Russian does not have articles, so children, groves, fences, and other objects Brodsky has in mind, are all somewhere between “the” and “a”, somewhere vaguely undefined. You would never know if he is there physically present listening to specific children singing or he has some abstract children in mind. The same thing can be said about tenses: Russian does not make a distinction between continuous present and simple present tense. So, you cannot know a difference between “is singing” and “sings,” unless the speaker intentionally uses another way of specifying this distinction. And of course, poets like to keep it vague. Much of Russian poetic expression is derived from this grammatical vagueness of the language itself. English is a lot more specific about the definite/indefinite status of its nouns, and is enormously more precise about the timing of any event. Yet English poets seems to be much more concerned about the sound, about alliterations, internal rhyming, half-rhyming, etc.

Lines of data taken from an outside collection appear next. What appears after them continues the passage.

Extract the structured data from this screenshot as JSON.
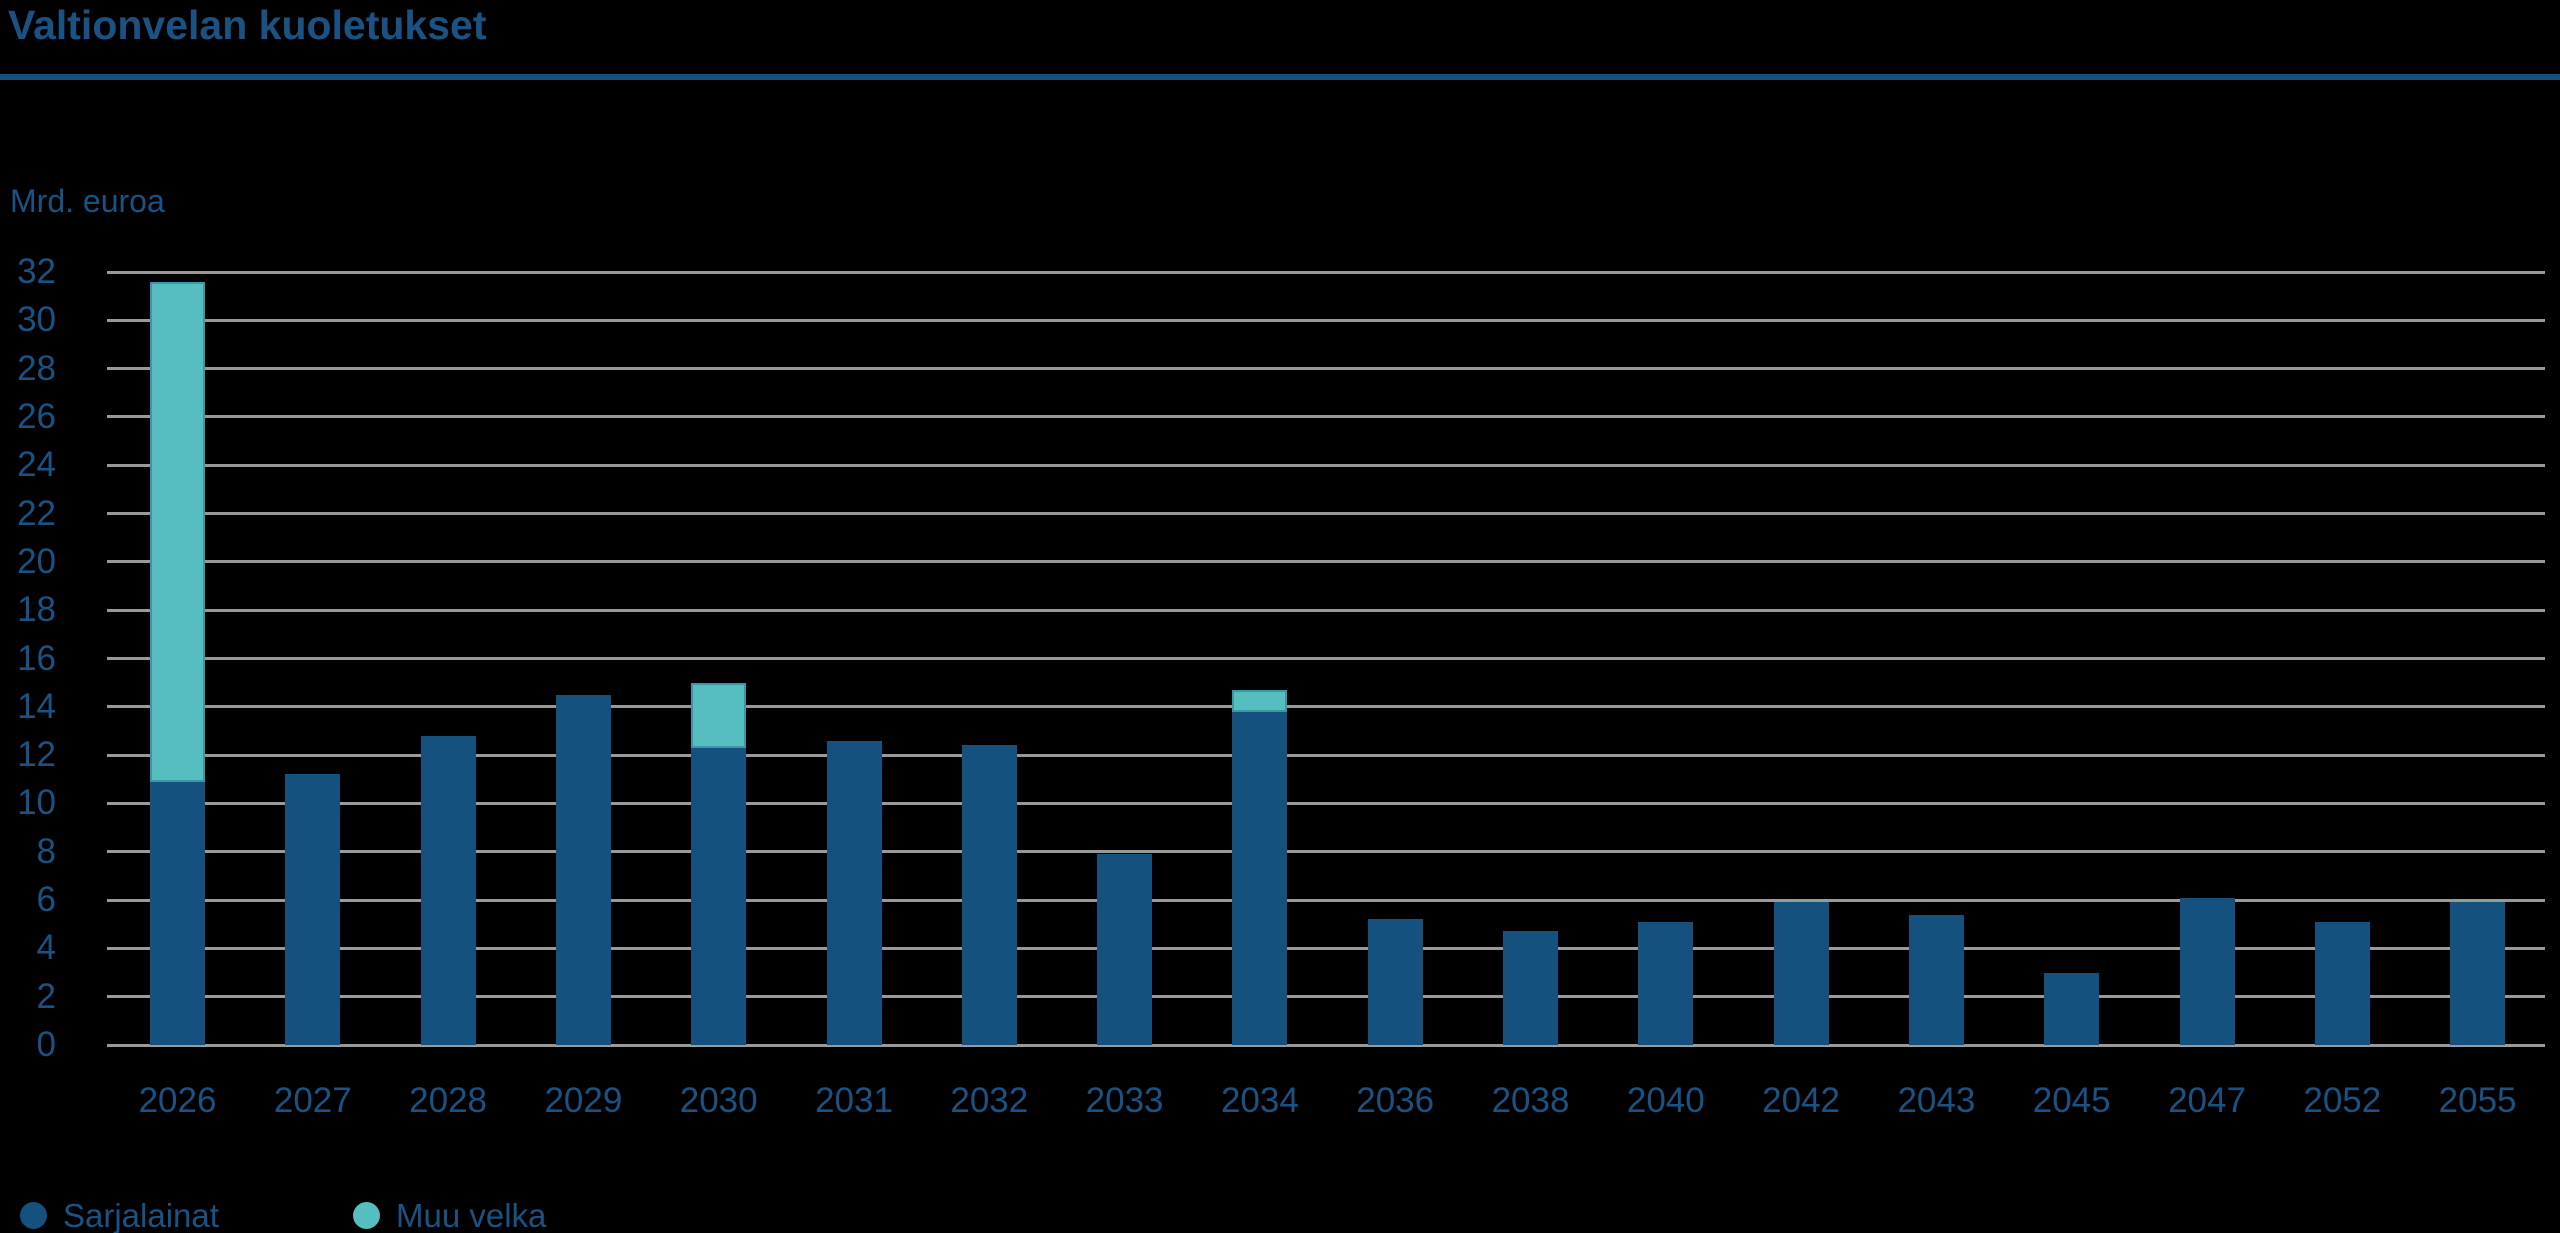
{
  "title": "Valtionvelan kuoletukset",
  "y_axis_unit_label": "Mrd. euroa",
  "legend": [
    {
      "label": "Sarjalainat",
      "color": "#15517E"
    },
    {
      "label": "Muu velka",
      "color": "#56BEC0"
    }
  ],
  "colors": {
    "background": "#000000",
    "bar_blue": "#15517E",
    "bar_teal": "#56BEC0",
    "text_blue": "#1A5383",
    "gridline": "#999999",
    "title_rule": "#14517E"
  },
  "chart_data": {
    "type": "bar",
    "stacked": true,
    "title": "Valtionvelan kuoletukset",
    "ylabel": "Mrd. euroa",
    "xlabel": "",
    "ylim": [
      0,
      32
    ],
    "ytick_step": 2,
    "grid": true,
    "legend_position": "bottom-left",
    "categories": [
      "2026",
      "2027",
      "2028",
      "2029",
      "2030",
      "2031",
      "2032",
      "2033",
      "2034",
      "2036",
      "2038",
      "2040",
      "2042",
      "2043",
      "2045",
      "2047",
      "2052",
      "2055"
    ],
    "series": [
      {
        "name": "Sarjalainat",
        "color": "#15517E",
        "values": [
          10.9,
          11.2,
          12.8,
          14.5,
          12.3,
          12.6,
          12.4,
          7.9,
          13.8,
          5.2,
          4.7,
          5.1,
          5.9,
          5.4,
          3.0,
          6.1,
          5.1,
          5.9
        ]
      },
      {
        "name": "Muu velka",
        "color": "#56BEC0",
        "values": [
          20.7,
          0,
          0,
          0,
          2.7,
          0,
          0,
          0,
          0.9,
          0,
          0,
          0,
          0,
          0,
          0,
          0,
          0,
          0
        ]
      }
    ]
  }
}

As a more or less bilingual person, I always struggle with the limits and possibilities that both languages have. Certain things cannot be said economically in one of the languages. I don’t believe in the Sapir–Whorf hypothesis. All people think alike, and anything can be said in any language. However, certain things just sound much better in one language than in another. Here is a couple of examples: try to speak and write for a week without ever using such common words as “issue”, “sophisticated,” “challenge” or “proficient.” Yet all these words are lacking in Russian language. I mean, you can express the same ideas, using different words in different context, but just try avoiding use of these four words. I can give a long list of reverse examples, where a handy Russian word just does not have an equivalent in English.

I have learned to tolerate these linguistic limits, and to work around them. It strikes me that not only in speaking, but in the rest of out lives, we operate within a set of certain limits. Monolingual people often fail to perceive the profound weirdness of their only language, because they have nothing to compare it to. Similarly, people who used to working and living in similar cultural and social systems fail to recognize the implied limits of those systems, but also the unique opportunities the systems provide. Moreover, when exposed to another language or culture, many see difference in terms of hierarchy, and just have to say which one is better and which is worse. How do we get to understand difference without pecking order? One useful exercise is to translate a poem. Another is to see what can and what cannot be done in YOUR organization or culture, and what can and cannot be done if things were otherwise.